Viewing computer science through the lens of cryptography

On Friday 30 September 2022 Christian Schaffner gives his inaugural lecture as professor in theoretical computer science at UvA. Besides his work as a group leader at UvA, he will remain working as a researcher at QuSoft, which is currently located at NWO institute CWI.

Publication date
29 Sep 2022

Introduction

On Friday 30 September 2022 Christian Schaffner gives his inaugural lecture as professor in theoretical computer science at UvA. He has been fascinated by cryptography since childhood and specializes in quantum cryptography. This year he also became the new group leader of the Theory of Computer Science (TCS) at UvA informatics institute IvI, located in UvA's LAB42. Schaffner will remain working as a researcher at QuSoft, which is currently located at NWO institute CWI.

Inaugural lecture

‘To simply illustrate what cryptography is about, I will speak during my inaugural lecture a few sentences in Swiss-German’, says Christian Schaffner, himself of Swiss descent. ‘Then I know that only the few Swiss people in the audience will understand me, but non-Swiss people not.’ Of course, speaking in Swiss-German in general is not so safe after all if you only want to communicate with one person, but it illustrates the point. Schaffner: ‘You choose a form of encoding and you open a channel of communication with whomever can decode it.’

In his inaugural lecture entitled ‘A cryptographic view on computer science’ Schaffner views computer science through the lens of cryptography, touching on theoretical concepts like the difficulty of solving computational problems and how these are used in a cryptographic context.

Cryptography goes back millennia in history. In the middle of the 20th century, the invention of the computer revolutionized the field. However, the predicted arrival of the quantum computer will give cryptography a completely new twist, and that’s the focus of Schaffner’s own research. Important current cryptographic standards that allow us to do secure online banking or shopping can be cracked with a sufficiently powerful quantum computer.

‘This is not just a problem in the future’, says Schaffner, ‘but it is already a problem now.’ How can that be? Well, malicious persons can simply store secure messages, wait until a quantum computer becomes available, and then still crack the old, encrypted messages.

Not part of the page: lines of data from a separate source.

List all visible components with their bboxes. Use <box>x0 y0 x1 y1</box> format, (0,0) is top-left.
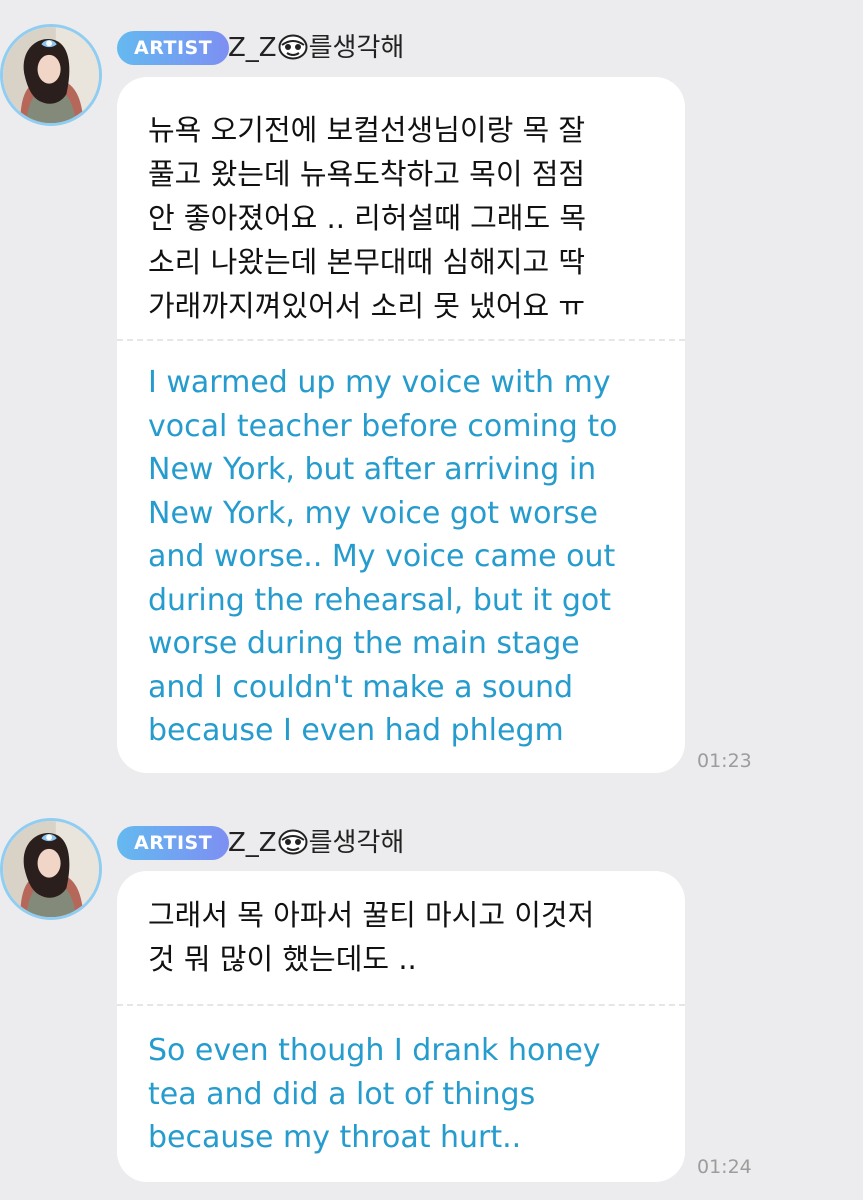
artist-badge: ARTIST <box>117 826 230 860</box>
original-korean-text: 그래서 목 아파서 꿀티 마시고 이것저 것 뭐 많이 했는데도 .. <box>148 898 595 976</box>
message-bubble[interactable]: 뉴욕 오기전에 보컬선생님이랑 목 잘 풀고 왔는데 뉴욕도착하고 목이 점점 … <box>117 77 685 773</box>
sender-name-prefix: Z_Z <box>228 33 277 63</box>
artist-badge: ARTIST <box>117 31 230 65</box>
artist-avatar[interactable] <box>0 24 102 126</box>
sender-name-suffix: 를생각해 <box>308 828 405 858</box>
sender-name-suffix: 를생각해 <box>308 33 405 63</box>
sticker-face-icon <box>278 33 308 71</box>
sender-name: Z_Z 를생각해 <box>228 29 404 67</box>
message-bubble[interactable]: 그래서 목 아파서 꿀티 마시고 이것저 것 뭐 많이 했는데도 .. So e… <box>117 871 685 1182</box>
message-timestamp: 01:23 <box>697 750 752 772</box>
translation-text: I warmed up my voice with my vocal teach… <box>148 365 618 748</box>
sender-name-prefix: Z_Z <box>228 828 277 858</box>
message-timestamp: 01:24 <box>697 1156 752 1178</box>
avatar-photo-icon <box>3 821 99 917</box>
avatar-photo-icon <box>3 27 99 123</box>
sticker-face-icon <box>278 828 308 866</box>
original-korean-text: 뉴욕 오기전에 보컬선생님이랑 목 잘 풀고 왔는데 뉴욕도착하고 목이 점점 … <box>148 113 587 323</box>
translation-text: So even though I drank honey tea and did… <box>148 1033 601 1155</box>
sender-name: Z_Z 를생각해 <box>228 824 404 862</box>
artist-avatar[interactable] <box>0 818 102 920</box>
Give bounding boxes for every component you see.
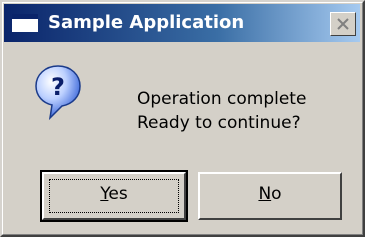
app-window-icon: [12, 14, 38, 32]
yes-button[interactable]: Yes: [40, 170, 188, 222]
message-line-2: Ready to continue?: [137, 113, 301, 133]
title-bar[interactable]: Sample Application: [4, 4, 360, 42]
close-button[interactable]: [330, 12, 356, 36]
message-dialog: Sample Application ? Operation complete …: [0, 0, 365, 237]
message-line-1: Operation complete: [137, 89, 307, 109]
question-icon: ?: [35, 65, 81, 121]
no-button[interactable]: No: [198, 172, 342, 220]
svg-text:?: ?: [51, 73, 65, 101]
yes-button-label: Yes: [100, 184, 128, 204]
dialog-content: ? Operation complete Ready to continue? …: [4, 42, 360, 234]
no-button-label: No: [258, 184, 282, 204]
close-icon: [337, 18, 349, 30]
window-title: Sample Application: [48, 12, 245, 33]
message-text: Operation complete Ready to continue?: [137, 87, 306, 135]
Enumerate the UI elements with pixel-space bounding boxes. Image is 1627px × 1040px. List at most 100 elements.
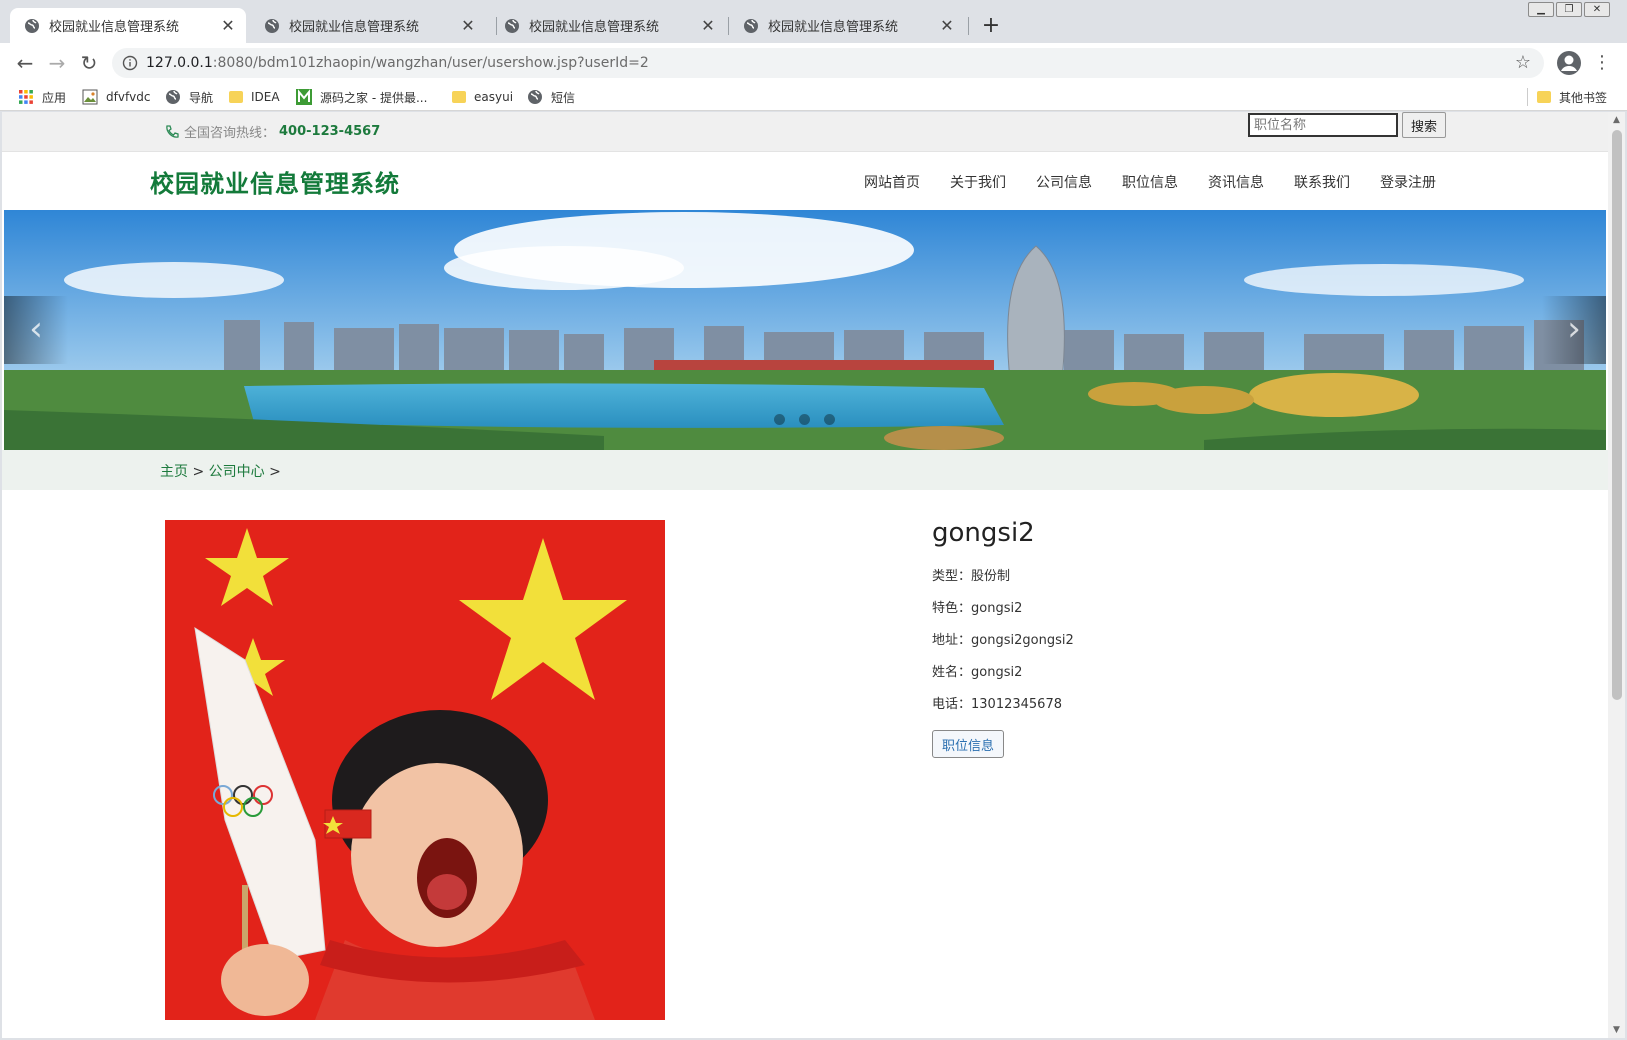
page-scrollbar[interactable]: ▲ ▼ — [1608, 112, 1625, 1038]
company-photo — [165, 520, 665, 1020]
m-logo-icon — [296, 89, 312, 105]
carousel-indicators — [774, 414, 849, 425]
apps-grid-icon — [19, 90, 33, 104]
browser-toolbar: ← → ↻ 127.0.0.1:8080/bdm101zhaopin/wangz… — [0, 43, 1627, 83]
bookmark-easyui[interactable]: easyui — [452, 87, 513, 107]
forward-arrow-icon[interactable]: → — [45, 51, 69, 75]
nav-contact[interactable]: 联系我们 — [1294, 172, 1350, 192]
carousel-prev-button[interactable]: ‹ — [4, 296, 68, 364]
browser-tab-1[interactable]: 校园就业信息管理系统 ✕ — [10, 8, 246, 43]
nav-home[interactable]: 网站首页 — [864, 172, 920, 192]
bookmark-nav[interactable]: 导航 — [165, 87, 213, 107]
info-icon[interactable] — [122, 55, 138, 71]
bookmark-yuanma[interactable]: 源码之家 - 提供最... — [296, 87, 427, 107]
profile-avatar-icon[interactable] — [1556, 50, 1582, 76]
tab-title: 校园就业信息管理系统 — [768, 20, 899, 35]
breadcrumb-separator: > — [188, 464, 209, 480]
nav-login-register[interactable]: 登录注册 — [1380, 172, 1436, 192]
nav-jobs[interactable]: 职位信息 — [1122, 172, 1178, 192]
company-address: 地址：gongsi2gongsi2 — [932, 630, 1074, 662]
breadcrumb-separator: > — [264, 464, 281, 480]
close-window-icon[interactable]: ✕ — [1584, 2, 1610, 17]
globe-icon — [505, 18, 519, 33]
globe-icon — [265, 18, 279, 33]
nav-about[interactable]: 关于我们 — [950, 172, 1006, 192]
bookmark-sms[interactable]: 短信 — [527, 87, 575, 107]
carousel-dot[interactable] — [799, 414, 810, 425]
carousel-dot[interactable] — [774, 414, 785, 425]
url-path: :8080/bdm101zhaopin/wangzhan/user/usersh… — [212, 55, 649, 71]
new-tab-icon[interactable]: + — [979, 14, 1003, 38]
other-bookmarks[interactable]: 其他书签 — [1537, 87, 1607, 107]
globe-icon — [744, 18, 758, 33]
tab-title: 校园就业信息管理系统 — [49, 20, 180, 35]
hotline-label: 全国咨询热线： — [184, 126, 276, 141]
job-search-input[interactable] — [1248, 113, 1398, 137]
folder-icon — [229, 91, 243, 103]
close-tab-icon[interactable]: ✕ — [939, 17, 955, 34]
more-menu-icon[interactable]: ⋮ — [1592, 51, 1612, 75]
close-tab-icon[interactable]: ✕ — [700, 17, 716, 34]
site-brand[interactable]: 校园就业信息管理系统 — [150, 164, 400, 199]
bookmark-label: 导航 — [189, 90, 214, 105]
browser-tab-4[interactable]: 校园就业信息管理系统 ✕ — [729, 8, 965, 43]
breadcrumb-bar: 主页 > 公司中心 > — [2, 450, 1608, 490]
tab-title: 校园就业信息管理系统 — [289, 20, 420, 35]
flag-child-image — [165, 520, 665, 1020]
folder-icon — [1537, 91, 1551, 103]
restore-icon[interactable]: ❐ — [1556, 2, 1582, 17]
bookmark-label: dfvfvdc — [106, 90, 151, 104]
bookmark-star-icon[interactable]: ☆ — [1512, 52, 1534, 74]
scroll-down-icon[interactable]: ▼ — [1608, 1022, 1625, 1038]
address-bar[interactable]: 127.0.0.1:8080/bdm101zhaopin/wangzhan/us… — [112, 48, 1544, 78]
bookmark-apps[interactable]: 应用 — [18, 87, 66, 107]
company-name: gongsi2 — [932, 518, 1035, 548]
site-topbar: 全国咨询热线： 400-123-4567 搜索 — [2, 112, 1608, 152]
minimize-icon[interactable]: ▁ — [1528, 2, 1554, 17]
bookmark-label: 应用 — [42, 90, 67, 105]
bookmark-idea[interactable]: IDEA — [229, 87, 280, 107]
banner-carousel[interactable]: ‹ › — [4, 210, 1606, 450]
scroll-up-icon[interactable]: ▲ — [1608, 112, 1625, 128]
folder-icon — [452, 91, 466, 103]
image-icon — [82, 89, 98, 105]
search-button[interactable]: 搜索 — [1402, 112, 1446, 138]
page-viewport: 全国咨询热线： 400-123-4567 搜索 校园就业信息管理系统 网站首页 … — [2, 112, 1608, 1038]
company-info: gongsi2 类型：股份制 特色： gongsi2 地址：gongsi2gong… — [932, 518, 1074, 758]
field-value: 13012345678 — [971, 697, 1062, 712]
field-value: gongsi2 — [971, 665, 1023, 680]
field-label: 姓名： — [932, 665, 972, 680]
company-contact-name: 姓名：gongsi2 — [932, 662, 1074, 694]
reload-icon[interactable]: ↻ — [77, 51, 101, 75]
browser-tab-2[interactable]: 校园就业信息管理系统 ✕ — [250, 8, 486, 43]
bookmark-label: IDEA — [251, 90, 280, 104]
globe-icon — [25, 18, 39, 33]
other-bookmarks-label: 其他书签 — [1559, 90, 1608, 105]
close-tab-icon[interactable]: ✕ — [460, 17, 476, 34]
browser-tab-3[interactable]: 校园就业信息管理系统 ✕ — [490, 8, 726, 43]
job-info-button[interactable]: 职位信息 — [932, 730, 1004, 758]
url-host: 127.0.0.1 — [146, 55, 213, 71]
field-label: 特色： — [932, 601, 972, 616]
bookmark-dfvfvdc[interactable]: dfvfvdc — [82, 87, 150, 107]
breadcrumb-home[interactable]: 主页 — [160, 464, 188, 480]
phone-icon — [166, 124, 179, 138]
close-tab-icon[interactable]: ✕ — [220, 17, 236, 34]
tab-separator — [968, 17, 969, 35]
carousel-dot[interactable] — [824, 414, 835, 425]
field-value: gongsi2gongsi2 — [971, 633, 1074, 648]
hotline: 全国咨询热线： 400-123-4567 — [164, 122, 380, 141]
nav-companies[interactable]: 公司信息 — [1036, 172, 1092, 192]
scrollbar-thumb[interactable] — [1612, 130, 1622, 700]
back-arrow-icon[interactable]: ← — [13, 51, 37, 75]
bookmark-label: 短信 — [551, 90, 576, 105]
nav-news[interactable]: 资讯信息 — [1208, 172, 1264, 192]
main-nav: 网站首页 关于我们 公司信息 职位信息 资讯信息 联系我们 登录注册 — [864, 172, 1436, 192]
carousel-next-button[interactable]: › — [1542, 296, 1606, 364]
company-type: 类型：股份制 — [932, 566, 1074, 598]
breadcrumb-company-center[interactable]: 公司中心 — [209, 464, 265, 480]
tab-title: 校园就业信息管理系统 — [529, 20, 660, 35]
breadcrumb: 主页 > 公司中心 > — [160, 461, 281, 481]
field-label: 电话： — [932, 697, 972, 712]
url-text[interactable]: 127.0.0.1:8080/bdm101zhaopin/wangzhan/us… — [146, 48, 649, 78]
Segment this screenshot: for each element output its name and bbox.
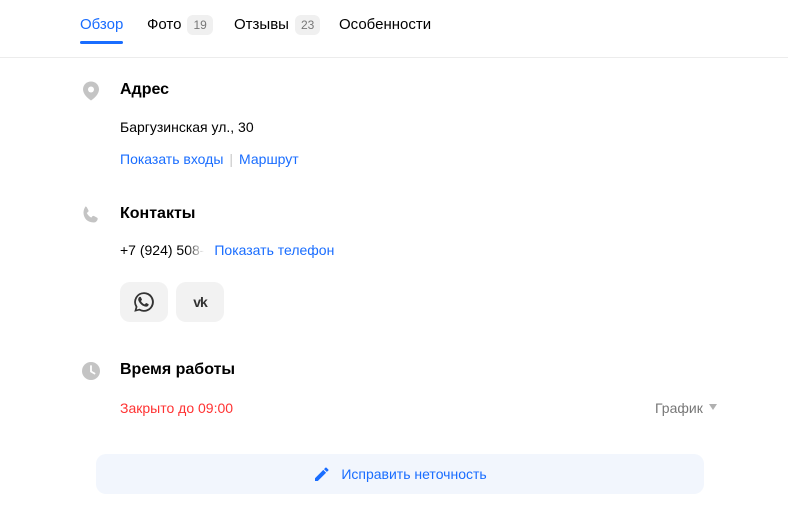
tab-reviews[interactable]: Отзывы 23: [234, 15, 321, 45]
tab-features-label: Особенности: [339, 16, 432, 34]
phone-row: +7 (924) 508- Показать телефон: [120, 241, 334, 259]
tab-features[interactable]: Особенности: [339, 15, 431, 45]
chevron-down-icon: [708, 404, 717, 410]
address-value: Баргузинская ул., 30: [120, 119, 254, 135]
hours-status: Закрыто до 09:00: [120, 400, 234, 416]
phone-number-partial: +7 (924) 508-: [120, 241, 205, 259]
location-pin-icon: [83, 81, 99, 101]
whatsapp-button[interactable]: [120, 282, 168, 322]
tab-overview[interactable]: Обзор: [80, 15, 124, 45]
tab-photos-label: Фото: [147, 16, 182, 34]
vk-icon: vk: [193, 294, 208, 310]
address-links: Показать входы | Маршрут: [120, 150, 299, 168]
tab-photos-count: 19: [187, 15, 213, 36]
schedule-dropdown[interactable]: График: [655, 399, 717, 417]
clock-icon: [82, 362, 100, 380]
fix-inaccuracy-button[interactable]: Исправить неточность: [96, 454, 704, 494]
tab-photos[interactable]: Фото 19: [147, 15, 213, 45]
show-entrances-link[interactable]: Показать входы: [120, 151, 223, 167]
contacts-title: Контакты: [120, 205, 196, 222]
address-title: Адрес: [120, 81, 170, 98]
vk-button[interactable]: vk: [176, 282, 224, 322]
pencil-icon: [315, 467, 329, 481]
tab-reviews-count: 23: [294, 15, 321, 36]
tab-bar: Обзор Фото 19 Отзывы 23 Особенности: [0, 0, 788, 58]
fix-inaccuracy-label: Исправить неточность: [341, 466, 487, 482]
hours-title: Время работы: [120, 361, 236, 378]
phone-icon: [83, 206, 98, 223]
whatsapp-icon: [134, 292, 154, 312]
tab-overview-label: Обзор: [80, 16, 124, 34]
tab-reviews-label: Отзывы: [234, 16, 289, 34]
show-phone-link[interactable]: Показать телефон: [214, 242, 334, 258]
route-link[interactable]: Маршрут: [239, 151, 299, 167]
schedule-label: График: [655, 400, 703, 416]
address-links-separator: |: [229, 151, 234, 167]
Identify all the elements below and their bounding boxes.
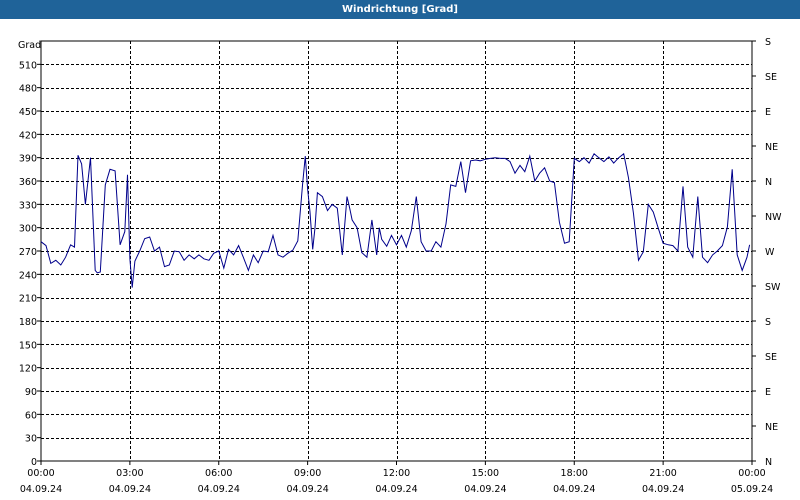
y-axis-right: N NE E SE S SW W NW N NE E SE S: [752, 37, 782, 468]
y-tick-label: 450: [19, 107, 37, 118]
y-axis-left: 0 30 60 90 120 150 180 210 240 270 300 330 360 390 420…: [19, 60, 41, 468]
grid-lines: [41, 41, 752, 461]
x-tick-time-label: 21:00: [649, 468, 676, 479]
x-axis: 00:00 04.09.24 03:00 04.09.24 06:00 04.09.24 0…: [20, 461, 773, 495]
y-tick-label: 270: [19, 247, 37, 258]
x-tick-date-label: 04.09.24: [464, 484, 506, 495]
y-tick-label: 0: [31, 457, 37, 468]
x-tick-date-label: 04.09.24: [375, 484, 417, 495]
x-tick-time-label: 00:00: [738, 468, 765, 479]
y-tick-label: 360: [19, 177, 37, 188]
wind-direction-series-line: [40, 152, 751, 288]
y-tick-label: 510: [19, 60, 37, 71]
x-tick-date-label: 04.09.24: [20, 484, 62, 495]
y-tick-label: 60: [25, 410, 37, 421]
y-tick-label: 30: [25, 434, 37, 445]
compass-direction-label: S: [765, 37, 771, 48]
chart-area: 0 30 60 90 120 150 180 210 240 270 300 330 360 390 420…: [18, 37, 782, 495]
compass-direction-label: SE: [765, 352, 777, 363]
series-layer: [40, 152, 751, 288]
compass-direction-label: N: [765, 177, 772, 188]
x-tick-time-label: 00:00: [27, 468, 54, 479]
x-tick-date-label: 04.09.24: [286, 484, 328, 495]
y-tick-label: 150: [19, 340, 37, 351]
y-tick-label: 390: [19, 154, 37, 165]
compass-direction-label: NE: [765, 142, 778, 153]
y-tick-label: 240: [19, 270, 37, 281]
x-tick-time-label: 15:00: [472, 468, 499, 479]
compass-direction-label: SW: [765, 282, 781, 293]
x-tick-date-label: 04.09.24: [553, 484, 595, 495]
compass-direction-label: E: [765, 107, 771, 118]
y-tick-label: 90: [25, 387, 37, 398]
y-tick-label: 210: [19, 294, 37, 305]
y-tick-label: 330: [19, 200, 37, 211]
y-tick-label: 180: [19, 317, 37, 328]
x-tick-date-label: 05.09.24: [731, 484, 773, 495]
y-tick-label: 480: [19, 84, 37, 95]
compass-direction-label: E: [765, 387, 771, 398]
compass-direction-label: S: [765, 317, 771, 328]
compass-direction-label: W: [765, 247, 775, 258]
compass-direction-label: NW: [765, 212, 782, 223]
y-tick-label: 420: [19, 130, 37, 141]
x-tick-date-label: 04.09.24: [109, 484, 151, 495]
x-tick-time-label: 06:00: [205, 468, 232, 479]
compass-direction-label: SE: [765, 72, 777, 83]
y-tick-label: 120: [19, 364, 37, 375]
x-tick-time-label: 12:00: [383, 468, 410, 479]
compass-direction-label: N: [765, 457, 772, 468]
x-tick-time-label: 09:00: [294, 468, 321, 479]
x-tick-date-label: 04.09.24: [198, 484, 240, 495]
compass-direction-label: NE: [765, 422, 778, 433]
y-tick-label: 300: [19, 224, 37, 235]
y-axis-unit-label: Grad: [18, 40, 41, 51]
x-tick-time-label: 18:00: [561, 468, 588, 479]
x-tick-date-label: 04.09.24: [642, 484, 684, 495]
x-tick-time-label: 03:00: [116, 468, 143, 479]
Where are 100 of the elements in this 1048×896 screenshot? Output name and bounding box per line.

Schaffner: ‘Sometimes you will not gain anything from it, but sometimes you will gain important secrets. If the law requires certain information to be kept secret for twenty years, like state secrets or medical data, we are already in trouble now.’

Quantum cryptography is like a double-edged sword: on the one hand it can break classical encryption (such as RSA or Diffie-Helman public-key cryptography), on the other hand it can make entirely new quantum encryption possible, safe against attacks with a quantum computer. Schaffner made important scientific contributions on both sides. With his appointment as a professor, the university gives a new boost to a field which is already strong in the Amsterdam area. Schaffner is also the chairman of the innovation hub Quantum.Amsterdam, founded by the Dutch research center for quantum software and applications QuSoft, Centrum Wiskunde & Informatica (CWI) and UvA.

Source: UvA IvI news item (September 2022)

Schaffner is also affiliated with QuSoft, the Dutch research center for quantum software & technology. Launched by CWI and UvA in December 2015, QuSoft builds on the institutions’ excellent track record in quantum computing and quantum information.

Career (*)

Schaffner received a diploma degree in mathematics from ETH Zürich (Switzerland) in 2003 and a PhD degree in computer science from Aarhus University (Denmark) in 2007. After being a postdoctoral scholar at Centrum Wiskunde & Informatica (CWI) in Amsterdam, he joined the UvA Institute for Logic, Language and Computation (ILLC) as assistant professor in 2013 and become associate professor in 2018. He is also a senior researcher at QuSoft, the Dutch research center for quantum software, hosted at NWO institute CWI. Schaffner obtained a NWO VENI grant in 2010 and a NWO VIDI grant in 2015. He has served on numerous program committees for conferences, PhD and NWO grant committees as well as on the steering committee of QCrypt. He is the chair of the talent and outreach committee of the Quantum Software Consortium and chair of the network organization Quantum.Amsterdam, the innovation hub for quantum software, technology, and applications.